Cheguei devagarzinho como se espera um dia há muito sonhado.
Ele se aproximou lentamente de mim, com o olhar de quem nunca me esquecera.
Senti então algo estranho como se não estivesse na terra e não conseguisse me equilibrar. Só conseguia sentir um mistério, sem muita lucidez, mas aquele momento era divinamente diferente. Não havia um tempo certo para isso, nem consegui me fixar na época. Não sabia se era passado, presente ou se seria o futuro.
Tinha convicção, no entanto da sensação agradável que sentia, misto de inquietação e ternura profunda que parecia se espalhar por todo o meu corpo.
Com os olhos fechados ainda, a única coisa que conseguia enxergar era aquele rosto que estivera sempre em meus pensamentos e em meu coração. Mas quem seria?
Em meu consciente parecia alguém que eu convivera indefinidamente. E de repente como num passe mágica lembrei-me dele. Não seriam os mesmos traços, mas era ele certamente.
Tudo muito indefinido e compreendi então porque embora não o amasse, ele sempre trazia horas de encanto, alegria e até sensualidade. E porque sempre me deixara envolver por suas palavras e sua voz.

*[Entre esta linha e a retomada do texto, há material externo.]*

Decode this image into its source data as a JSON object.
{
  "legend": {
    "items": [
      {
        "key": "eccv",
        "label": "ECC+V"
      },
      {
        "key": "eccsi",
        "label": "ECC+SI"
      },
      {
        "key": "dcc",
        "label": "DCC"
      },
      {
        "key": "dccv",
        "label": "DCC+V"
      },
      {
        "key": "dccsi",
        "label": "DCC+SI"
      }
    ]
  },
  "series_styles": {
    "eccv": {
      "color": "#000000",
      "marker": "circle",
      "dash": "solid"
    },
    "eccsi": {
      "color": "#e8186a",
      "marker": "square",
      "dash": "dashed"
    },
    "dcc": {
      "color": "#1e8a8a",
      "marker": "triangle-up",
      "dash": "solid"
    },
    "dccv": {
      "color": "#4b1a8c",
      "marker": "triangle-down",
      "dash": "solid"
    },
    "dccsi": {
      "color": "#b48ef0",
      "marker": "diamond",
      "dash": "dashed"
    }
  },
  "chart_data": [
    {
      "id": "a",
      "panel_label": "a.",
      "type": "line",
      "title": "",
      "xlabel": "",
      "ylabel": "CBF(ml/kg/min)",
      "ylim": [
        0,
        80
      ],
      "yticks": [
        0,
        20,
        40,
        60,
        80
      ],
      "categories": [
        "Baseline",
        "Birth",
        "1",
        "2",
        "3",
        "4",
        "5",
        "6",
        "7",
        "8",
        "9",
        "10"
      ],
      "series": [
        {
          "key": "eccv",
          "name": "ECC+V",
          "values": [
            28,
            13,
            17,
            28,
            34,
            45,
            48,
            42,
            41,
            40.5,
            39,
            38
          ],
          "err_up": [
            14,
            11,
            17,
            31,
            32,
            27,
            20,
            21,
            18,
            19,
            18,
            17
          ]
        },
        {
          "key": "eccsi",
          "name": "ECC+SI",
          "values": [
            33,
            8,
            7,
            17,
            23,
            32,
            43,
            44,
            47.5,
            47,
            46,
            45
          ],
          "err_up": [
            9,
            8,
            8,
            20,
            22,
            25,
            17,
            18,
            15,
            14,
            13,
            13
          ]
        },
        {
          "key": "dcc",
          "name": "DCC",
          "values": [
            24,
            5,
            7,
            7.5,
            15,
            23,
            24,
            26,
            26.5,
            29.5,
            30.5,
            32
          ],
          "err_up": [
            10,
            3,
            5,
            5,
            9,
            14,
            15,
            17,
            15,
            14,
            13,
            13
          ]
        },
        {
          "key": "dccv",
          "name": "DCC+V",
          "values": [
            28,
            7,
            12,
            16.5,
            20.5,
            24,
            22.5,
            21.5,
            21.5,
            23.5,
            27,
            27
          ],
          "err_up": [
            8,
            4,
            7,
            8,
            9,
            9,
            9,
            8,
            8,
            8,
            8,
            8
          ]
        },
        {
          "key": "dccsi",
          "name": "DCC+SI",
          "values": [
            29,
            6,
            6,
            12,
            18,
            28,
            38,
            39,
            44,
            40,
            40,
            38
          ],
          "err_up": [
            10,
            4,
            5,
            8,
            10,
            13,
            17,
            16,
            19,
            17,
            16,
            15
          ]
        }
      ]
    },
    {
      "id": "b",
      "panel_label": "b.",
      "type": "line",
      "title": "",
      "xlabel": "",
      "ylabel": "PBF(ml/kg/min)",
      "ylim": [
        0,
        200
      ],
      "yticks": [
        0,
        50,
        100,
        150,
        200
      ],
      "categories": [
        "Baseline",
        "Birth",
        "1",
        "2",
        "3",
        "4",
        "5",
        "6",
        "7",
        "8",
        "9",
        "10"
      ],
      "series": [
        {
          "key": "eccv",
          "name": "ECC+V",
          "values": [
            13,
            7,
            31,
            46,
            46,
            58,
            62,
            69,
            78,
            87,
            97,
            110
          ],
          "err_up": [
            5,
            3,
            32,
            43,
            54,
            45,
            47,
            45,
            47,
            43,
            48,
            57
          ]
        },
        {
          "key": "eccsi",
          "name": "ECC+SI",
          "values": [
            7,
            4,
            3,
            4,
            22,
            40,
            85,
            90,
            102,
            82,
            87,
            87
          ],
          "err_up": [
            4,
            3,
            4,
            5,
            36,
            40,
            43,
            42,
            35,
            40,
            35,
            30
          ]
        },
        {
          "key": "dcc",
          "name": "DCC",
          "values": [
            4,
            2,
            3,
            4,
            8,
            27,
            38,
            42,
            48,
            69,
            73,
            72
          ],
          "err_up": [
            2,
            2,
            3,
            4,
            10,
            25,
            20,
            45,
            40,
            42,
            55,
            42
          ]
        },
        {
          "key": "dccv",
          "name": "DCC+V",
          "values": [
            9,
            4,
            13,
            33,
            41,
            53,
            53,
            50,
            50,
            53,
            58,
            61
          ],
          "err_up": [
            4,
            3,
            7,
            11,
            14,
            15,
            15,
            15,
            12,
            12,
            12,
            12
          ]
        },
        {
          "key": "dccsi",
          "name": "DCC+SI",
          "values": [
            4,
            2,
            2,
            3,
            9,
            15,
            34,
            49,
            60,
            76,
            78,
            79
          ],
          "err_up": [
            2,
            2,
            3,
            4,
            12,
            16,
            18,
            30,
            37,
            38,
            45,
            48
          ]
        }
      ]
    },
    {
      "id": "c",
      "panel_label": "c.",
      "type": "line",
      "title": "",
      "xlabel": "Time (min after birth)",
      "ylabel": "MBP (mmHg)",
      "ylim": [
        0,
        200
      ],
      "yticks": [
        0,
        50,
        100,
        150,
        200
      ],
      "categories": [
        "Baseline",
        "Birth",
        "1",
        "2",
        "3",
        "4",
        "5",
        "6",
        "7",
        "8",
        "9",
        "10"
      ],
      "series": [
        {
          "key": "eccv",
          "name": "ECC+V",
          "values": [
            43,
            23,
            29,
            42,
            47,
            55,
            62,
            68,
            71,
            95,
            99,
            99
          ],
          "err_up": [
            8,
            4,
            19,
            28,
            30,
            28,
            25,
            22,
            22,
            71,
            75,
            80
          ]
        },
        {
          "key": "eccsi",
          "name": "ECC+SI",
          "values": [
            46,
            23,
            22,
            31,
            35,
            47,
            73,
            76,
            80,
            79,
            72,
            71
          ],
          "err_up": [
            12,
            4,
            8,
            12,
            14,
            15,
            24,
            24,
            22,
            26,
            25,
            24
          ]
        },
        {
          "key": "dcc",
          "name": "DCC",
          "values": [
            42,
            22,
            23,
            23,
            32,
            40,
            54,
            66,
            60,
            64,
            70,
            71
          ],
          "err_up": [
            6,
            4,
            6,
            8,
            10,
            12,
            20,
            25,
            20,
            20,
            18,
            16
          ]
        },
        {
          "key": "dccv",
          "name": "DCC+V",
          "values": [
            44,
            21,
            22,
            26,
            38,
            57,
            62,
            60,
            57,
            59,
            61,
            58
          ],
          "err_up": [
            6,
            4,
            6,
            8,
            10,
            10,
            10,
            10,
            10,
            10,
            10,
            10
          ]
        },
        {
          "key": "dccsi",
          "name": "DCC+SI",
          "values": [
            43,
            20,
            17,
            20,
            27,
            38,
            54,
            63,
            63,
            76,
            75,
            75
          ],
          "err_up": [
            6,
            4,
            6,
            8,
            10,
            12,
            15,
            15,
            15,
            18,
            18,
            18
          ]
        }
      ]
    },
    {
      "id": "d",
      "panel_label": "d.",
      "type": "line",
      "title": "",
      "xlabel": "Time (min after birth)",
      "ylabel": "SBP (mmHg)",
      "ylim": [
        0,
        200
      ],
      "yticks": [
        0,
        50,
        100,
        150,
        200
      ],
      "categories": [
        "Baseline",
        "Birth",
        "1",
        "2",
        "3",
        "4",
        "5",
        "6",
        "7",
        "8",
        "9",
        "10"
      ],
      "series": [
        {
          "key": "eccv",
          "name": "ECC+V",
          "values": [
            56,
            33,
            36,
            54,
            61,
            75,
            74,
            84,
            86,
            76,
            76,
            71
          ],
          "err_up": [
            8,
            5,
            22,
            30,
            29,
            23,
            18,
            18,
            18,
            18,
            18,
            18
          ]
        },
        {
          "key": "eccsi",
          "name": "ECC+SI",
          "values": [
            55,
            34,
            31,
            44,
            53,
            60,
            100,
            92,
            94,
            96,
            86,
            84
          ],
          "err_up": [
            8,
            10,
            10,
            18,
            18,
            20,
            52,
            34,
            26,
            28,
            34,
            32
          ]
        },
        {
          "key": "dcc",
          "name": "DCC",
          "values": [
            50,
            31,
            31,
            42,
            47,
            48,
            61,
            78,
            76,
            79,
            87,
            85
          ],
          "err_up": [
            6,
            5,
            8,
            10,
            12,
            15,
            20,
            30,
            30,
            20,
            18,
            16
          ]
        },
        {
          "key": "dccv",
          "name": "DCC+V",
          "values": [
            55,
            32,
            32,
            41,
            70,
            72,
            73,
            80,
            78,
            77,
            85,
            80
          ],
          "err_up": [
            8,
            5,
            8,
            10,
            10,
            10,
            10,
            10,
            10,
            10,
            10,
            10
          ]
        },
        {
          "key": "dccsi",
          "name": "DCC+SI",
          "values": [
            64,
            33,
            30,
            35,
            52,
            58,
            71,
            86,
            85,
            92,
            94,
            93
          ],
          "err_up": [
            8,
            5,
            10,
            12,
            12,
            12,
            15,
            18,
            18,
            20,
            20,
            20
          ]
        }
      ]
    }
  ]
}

Deixei-me ficar imóvel, aturdida, pensando em dias tão próximos em que o ouvi falar e transmitir aquele carinho que sempre me emocionava, mas não queria abrir os olhos com medo de que não estivesse ali e fosse tudo uma ilusão de minha mente ainda inebriada pelo sono. Mas seria ele? Nossos encontros eram sempre tão sutis e rápidos, intensos, porém momentâneos que tinha perdido a noção do concreto.
Como era boa a sensação de não realidade às vezes, de silêncio e de sonho, de estar sozinha sem que ninguém possa perguntar: “O que está pensando?” Como era delicioso navegar pelo seu próprio inconsciente, verificar o que se passa dentro de você e depois voltar à tona restaurada e feliz com a certeza que descansou seu cérebro sempre tão ocupado!
Como é maravilhoso saber que temos uma faculdade que ninguém é capaz de penetrar que são nossos próprios pensamentos, lugar que realmente contém privacidade e é impenetrável. Como era indescritível essa lassidão envolvente e mágica.
Enxergar na escuridão, não ver o que quer ignorar, sentir o colorido que inebria são também sensações que se multiplicam.
E ali naquele momento, eu o via, sentia, experimentava seus carinhos que me dominavam sem que ele pudesse imaginar que eu o queria verdadeiramente. Uma loucura que me consumia e ao mesmo tempo descansava e fazia com que me relaxasse completamente. Quando abri os olhos o sonho acabou. Estava ele ali tão perto de mim que podia tocá-lo a um simples movimento da mão, mas perdera o encanto. Não havia mais magia. E no seu lugar surgira a realidade em sua forma convencional e sem a sedução que me fascinara. O encanto se fora.